The sentence at the trial for alleged “terrorist propaganda” against relatives of the victims of the Roboski massacre because of their participation in a commemorative event has been postponed.

The sentence at the trial against relatives of the victims of the Roboski massacre has been postponed. The families are accused of “terrorist propaganda”. The new date for the sentence has been set for 24 January 2022. As a justification, the court cited documents that had not been submitted.

A total of sixteen people from the village of Roboski are accused of attending a memorial service for their relatives killed on 28 December 2011. 34 civilians were killed in an air raid by the Turkish army near Roboski. Nineteen of the victims were minors and four survived although seriously injured.

The massacre happened just before the New Year celebrations. The young men between the ages of thirteen and 38, whose families lived from border trade, had just returned from southern Kurdistan. Their donkeys were loaded with gas cans, tobacco products, and sugar. The shelling carried out by Turkish fighter jets began at 9.37 pm, by 10.24 pm, many of the mostly young civilians and their donkeys had been killed.

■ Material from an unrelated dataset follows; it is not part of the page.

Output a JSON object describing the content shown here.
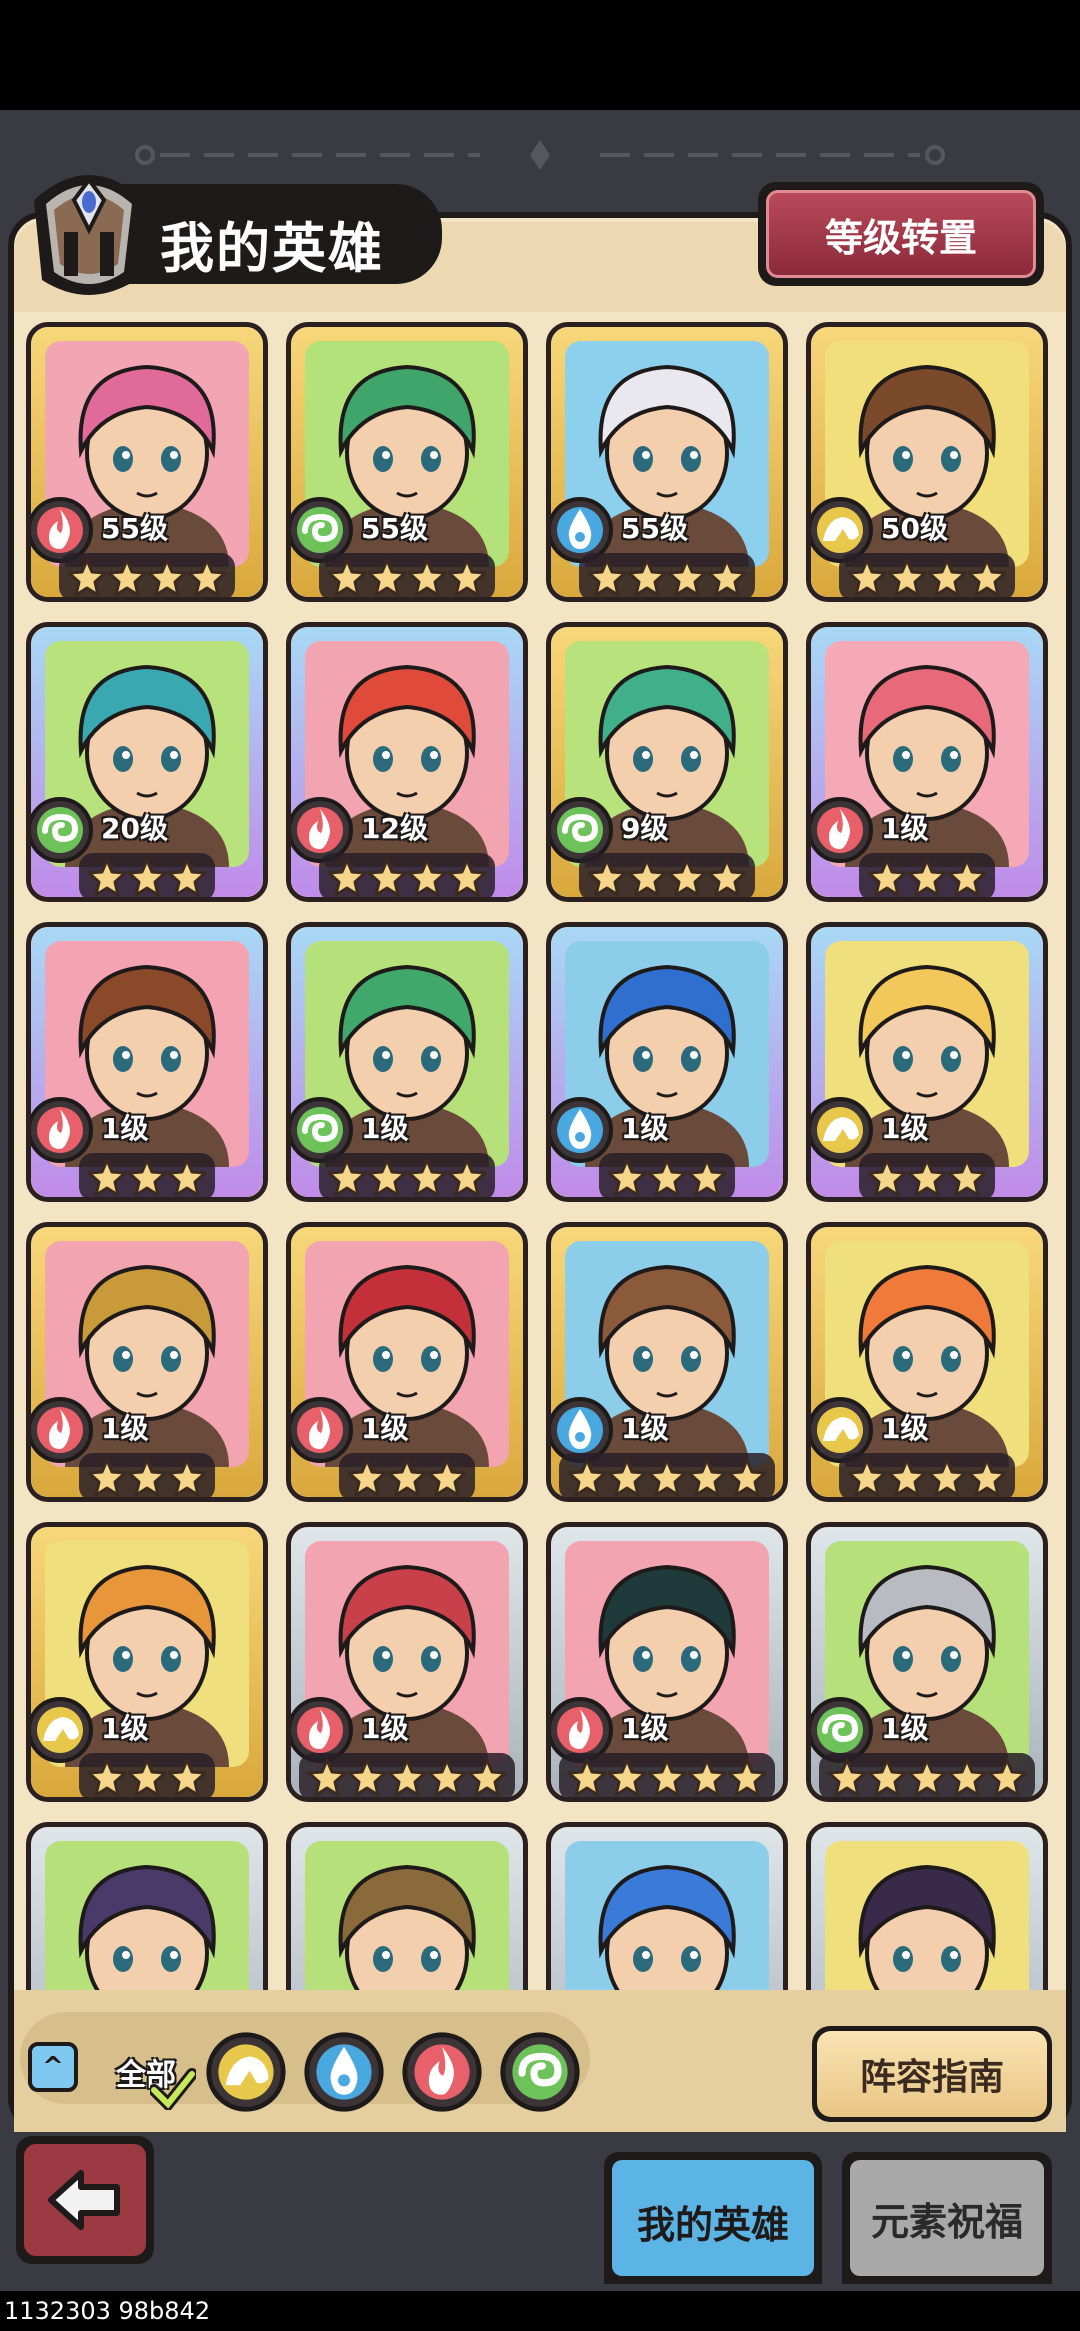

State act of revenge on bereaved

The commemoration, criminalized by the Turkish judiciary, is an event organized in Roboski four years after the massacre. Specifically, it is about banners saying "Self-government instead of massacre - peace instead of war". The meeting on the fourth anniversary of the attack on Roboski on 28 December 2015 was dedicated to human rights lawyer Tahir Elçi, who had been shot dead by police in Amed (Diyarbakir) exactly one month earlier. The trial has been running since January 2020. Lawyers for the Roboski families criticizes the state, as it aims at taking revenge on the dead of a people through this trial.